June 30, 2021

At Balkinization, the symposium on Kurt Lash's "The Reconstruction Amendments: Essential Documents" is now complete.  Professor Lash has a general response.  Here are the contributions:

What is Reconstruction? by Gerard N. Magliocca

Kurt Lash and the Canons of Constitutional Law by Jack Balkin

Kurt Lash on Reconstruction (1): Defining the topic, setting the canon by Sandy Levinson

Kurt Lash on Reconstruction (2): Is the Fifteenth Amendment an Embarrassment? by Sandy Levinson

Not Too Much, Not Too Little: Frederick Douglass in Kurt Lash’s Reconstruction Volumes by Bradley Rebeiro 

What Reconstruction Demonstrates about Constitutional Change by Richard Primus 

The Reconstruction Amendments’ Canonical Texts by Darrell A.H. Miller

Embracing the Entirety; Close and Distant Reading of The Congressional Globe by Lea VanderVelde

An Unparalleled Reconstruction Political Time Machine by Christopher Green

The Continuing Value of Documentary Collections in Originalist Theory by Lee J. Strang

Originalism, Methodology, and the Reconstruction Amendments by Jennifer L. Mascott

From Professor Lash's response:

My deep and sincere thanks to Jack Balkin for hosting this symposium on “The Reconstruction Amendments: Essential Documents (2 vols.) (Kurt T. Lash, ed.) (University of Chicago Press 2021). Before responding to some of the questions and concerns raised in these remarkable essays, please allow me a moment to note how positively the reviewers responded to the collection: 

“Kurt Lash now stands alongside Max Farrand in doing extraordinary work to further constitutional knowledge by making a critical portion of our past more accessible.” (Magliocca)

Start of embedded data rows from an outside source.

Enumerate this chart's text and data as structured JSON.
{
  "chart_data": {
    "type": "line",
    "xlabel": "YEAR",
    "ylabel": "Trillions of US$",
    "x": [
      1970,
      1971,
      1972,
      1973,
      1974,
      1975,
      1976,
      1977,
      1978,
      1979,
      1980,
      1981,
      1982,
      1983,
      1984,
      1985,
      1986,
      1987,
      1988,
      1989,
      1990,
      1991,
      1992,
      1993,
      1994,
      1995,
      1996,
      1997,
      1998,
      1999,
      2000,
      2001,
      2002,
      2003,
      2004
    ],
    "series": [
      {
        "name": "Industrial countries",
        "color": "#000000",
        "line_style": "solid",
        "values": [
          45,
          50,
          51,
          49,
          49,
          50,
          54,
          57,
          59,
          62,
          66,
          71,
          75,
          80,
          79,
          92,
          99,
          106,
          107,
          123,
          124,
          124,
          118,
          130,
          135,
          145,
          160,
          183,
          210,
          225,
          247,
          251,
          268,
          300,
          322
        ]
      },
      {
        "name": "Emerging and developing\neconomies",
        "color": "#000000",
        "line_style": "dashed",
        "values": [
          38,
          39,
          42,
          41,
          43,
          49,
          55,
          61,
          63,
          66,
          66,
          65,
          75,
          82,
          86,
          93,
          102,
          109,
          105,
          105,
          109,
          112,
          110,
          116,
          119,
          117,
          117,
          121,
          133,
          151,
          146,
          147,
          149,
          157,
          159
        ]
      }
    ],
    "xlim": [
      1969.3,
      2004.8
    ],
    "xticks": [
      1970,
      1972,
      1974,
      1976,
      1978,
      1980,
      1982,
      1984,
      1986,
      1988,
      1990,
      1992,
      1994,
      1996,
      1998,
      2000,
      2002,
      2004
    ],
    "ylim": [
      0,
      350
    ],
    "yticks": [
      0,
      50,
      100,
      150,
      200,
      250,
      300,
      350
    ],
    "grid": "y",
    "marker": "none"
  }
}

 A “remarkable scholarly achievement.” (Balkin)

 A “splendid collection” and “an invaluable source of material (and insight) for anyone charged with teaching courses on the Constitution” (Levinson)

“Lash has hit the Aristotelian mean, providing just the right amount of primary material to facilitate insight into the political and constitutional complexities leading up to and engulfing the Reconstruction period. Scholars, judges, and citizens who seek to investigate the intricacies of Reconstruction will find Lash’s The Reconstruction Amendments: The Essential Documents invaluable.” (Rebeiro)

“[A]n impressive achievement: thorough, textured, and provocative.” (Primus)

“Canonical Texts” presented in a “masterful two volume set . . .. Lash has produced a single, critical resource for understanding a profound moment in American constitution making—a resource that is long, long overdue. . . . Lash has produced a book that every constitutional scholar and historian needs to own.” (Miller)

“[An] Unparalleled Reconstruction Political Time Machine” that “is, without a doubt, the best single place to go in order to recapture, first-hand, the intellectual environment from which the Thirteenth, Fourteenth, and Fifteenth Amendments emerged. It deserves a place on a shelf—given its heft, a relatively sturdy shelf—of every serious student of the Constitution.  . . . [This] wonderful and amazing achievement  . . . will permanently transform the way the Reconstruction amendments are discussed and studied.” (Green)

“Lash’s volumes curate sources ranging from newspaper articles to public speeches and letters to judicial opinions and congressional debates” [and are an] “indispensable” and “critical resource for anyone who values the historical meaning of this deeply important constitutional text. . . Lash’s work should be seen as a critical resource for both jurists and academics” (Mascott) 

After ten years of toil, this kind of response is deeply gratifying.